The cold fall weather is creeping up on us, and now it is time for some non-grilled sandwiches. This recipe would make a great lunch or a light dinner. Only a few ingredients were used for this sandwich, but they come together to make a really flavorful sandwich. This recipe is also light, but it would also be tasty if it were topped with some fresh mozzarella cheese. This recipe uses chicken thighs (because they are delicious), but chicken breasts can be substituted if desired.
This recipe utilizes our Pastamore Basil Parmesan Dipping Oil. This flavor has been around for a long time, and has been a customer favorite the entire time. This is no surprise as this oil offers a great flavor and offers tons of versatility. This recipe shows just one use of this delicious dipping oil.
Ingredients: Servings - 4
4 - chicken thighs (approximately 1 lb)
1.5 Tbsp - Pastamore Basil Parmesan Dipping Oil
1 package - cherry tomatoes
1-1.5 cups - arugula
3 Tbsp - mayonnaise
1 loaf - Italian bread
As needed - salt and black pepper
Directions:
1. Preheat oven to 375° F.
2. Place chicken into a large baking dish. Cover with 1 Tbsp of Pastamore Basil Parmesan Dipping Oil. Rub the oil onto the chicken so that they are evenly coated. Season with salt and black pepper.
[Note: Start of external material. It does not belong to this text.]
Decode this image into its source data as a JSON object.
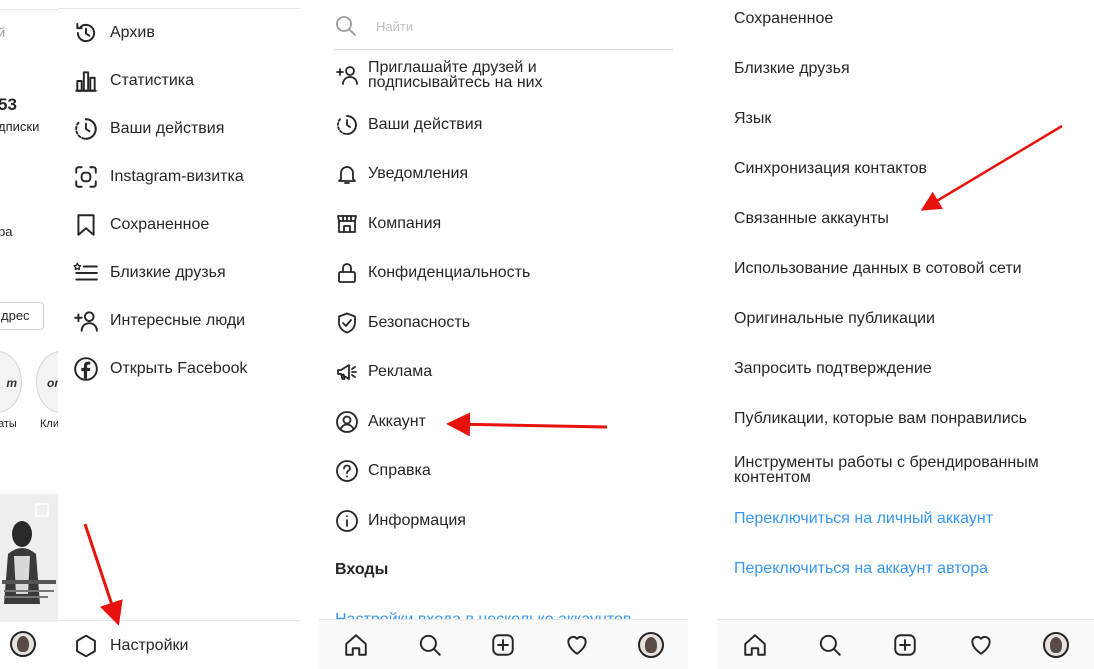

3. Place the chicken into the oven. Remove from the oven when the chicken has reached a temperature of 165° F. Do not turn while cooking. Total cook time should be approximately 15-20 minutes, but it will depend on the thickness of the chicken.
4. While the chicken is cooking, rinse and dry the cherry tomatoes. Slice the cherry tomatoes in half so that they will sit flat on the sandwich. Place to the side.
5. Use a bread knife (or serrated knife) to cut the bread into slices.
6. Plate one piece of bread, and then top with arugula. Add the chicken, and then drizzle 1/4 of the remaining 1/2 Tbsp of Pastamore Basil Parmesan Dipping Oil on top. Next, add the halved tomatoes. Put 3/4 Tbsp of mayonnaise onto the top bun, and then plate.